Well, Kimberly sent me a video and said that it was one that she wanted to share - one that made her cry.  It was important to her.  A split second after I clicked "play" my heart sank.  I knew that voice.  I knew that story.  I knew the young woman in the video - Stephanie Nielson of NieNie Dialogues.  She is a blogging friend and someone that I admire greatly.

Stephanie's story is a sad one.  She and her husband, Christian, live in Utah, and are the parents of 4 active little ones.  One summer day in August, 2008, they were involved in a plane crash.  The blogsphere went nuts and we all came together to help this couple that so many of us had come to love over the years through Stephanie's blog.  We sent cards and letters and during that time, Stephanie's sisters and husband, who had also been injured, but not as seriously as Steph, kept her blog going.  They wrote posts that let us know how she was doing and how the recovery was going.
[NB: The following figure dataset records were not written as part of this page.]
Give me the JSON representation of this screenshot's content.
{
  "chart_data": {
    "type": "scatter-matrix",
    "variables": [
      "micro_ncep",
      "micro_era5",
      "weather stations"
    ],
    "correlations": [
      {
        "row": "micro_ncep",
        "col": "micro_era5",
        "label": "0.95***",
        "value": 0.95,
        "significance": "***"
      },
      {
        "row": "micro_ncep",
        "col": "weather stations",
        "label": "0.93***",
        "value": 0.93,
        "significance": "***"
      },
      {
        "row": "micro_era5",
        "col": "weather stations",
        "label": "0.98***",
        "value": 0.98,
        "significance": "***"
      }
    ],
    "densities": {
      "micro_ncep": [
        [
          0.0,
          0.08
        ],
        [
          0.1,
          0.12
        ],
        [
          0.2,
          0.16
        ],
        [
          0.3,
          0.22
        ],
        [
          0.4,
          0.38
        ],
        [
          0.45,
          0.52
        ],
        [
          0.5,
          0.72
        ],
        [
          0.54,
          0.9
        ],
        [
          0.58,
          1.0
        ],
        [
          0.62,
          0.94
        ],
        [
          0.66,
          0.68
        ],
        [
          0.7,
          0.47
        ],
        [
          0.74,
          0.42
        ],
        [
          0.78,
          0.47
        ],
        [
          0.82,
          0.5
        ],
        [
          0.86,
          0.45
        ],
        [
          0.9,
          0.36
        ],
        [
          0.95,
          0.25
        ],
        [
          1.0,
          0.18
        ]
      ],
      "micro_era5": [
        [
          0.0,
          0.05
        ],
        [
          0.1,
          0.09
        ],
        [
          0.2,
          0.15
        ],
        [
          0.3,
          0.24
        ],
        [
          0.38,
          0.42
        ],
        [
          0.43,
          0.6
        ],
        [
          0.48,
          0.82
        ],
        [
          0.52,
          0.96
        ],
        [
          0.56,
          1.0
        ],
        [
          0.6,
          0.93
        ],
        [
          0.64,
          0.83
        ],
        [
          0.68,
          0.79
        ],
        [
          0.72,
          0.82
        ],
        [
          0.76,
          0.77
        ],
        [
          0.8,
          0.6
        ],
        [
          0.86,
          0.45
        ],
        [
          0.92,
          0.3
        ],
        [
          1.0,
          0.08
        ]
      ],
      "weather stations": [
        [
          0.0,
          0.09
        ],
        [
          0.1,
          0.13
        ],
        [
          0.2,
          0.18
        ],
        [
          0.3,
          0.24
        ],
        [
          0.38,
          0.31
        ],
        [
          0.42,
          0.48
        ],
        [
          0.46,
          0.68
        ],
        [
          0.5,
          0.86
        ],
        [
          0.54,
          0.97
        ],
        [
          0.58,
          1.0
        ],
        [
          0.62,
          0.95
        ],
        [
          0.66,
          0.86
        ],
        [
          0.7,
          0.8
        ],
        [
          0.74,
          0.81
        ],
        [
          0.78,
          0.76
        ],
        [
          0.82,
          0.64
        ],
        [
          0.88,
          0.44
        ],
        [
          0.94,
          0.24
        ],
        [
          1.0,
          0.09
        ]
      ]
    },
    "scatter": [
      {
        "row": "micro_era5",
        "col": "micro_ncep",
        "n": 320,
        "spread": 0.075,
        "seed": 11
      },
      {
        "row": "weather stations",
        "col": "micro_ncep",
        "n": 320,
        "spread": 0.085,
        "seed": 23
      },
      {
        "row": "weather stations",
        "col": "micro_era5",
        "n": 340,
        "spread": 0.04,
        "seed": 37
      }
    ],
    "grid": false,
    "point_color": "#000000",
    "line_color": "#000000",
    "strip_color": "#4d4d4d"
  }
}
It was a long time before Stephanie came back online, but when she did, there was a celebration of sorts from everyone.  You see, Steph has a voice, but it isn't just any voice, she has a heart of gold and a tender, loving, thoughtful voice that resonates in every one of her posts.  She is a special soul and I am proud to call her my blogging friend.

Kimberly sent me this video, not knowing that I already knew of Stephanie and her plight ... miracles happen every day ...





I do believe the Lord is speaking to me somehow, through my daughter, my friends, my family, and I'm listening.  It is the message that is the most important.  We need to listen to those messages when they come our way.  We need to pray about them and reflect on them. 

No matter what happens in this life, I have faith that it will all turn out well.  I hope you do too.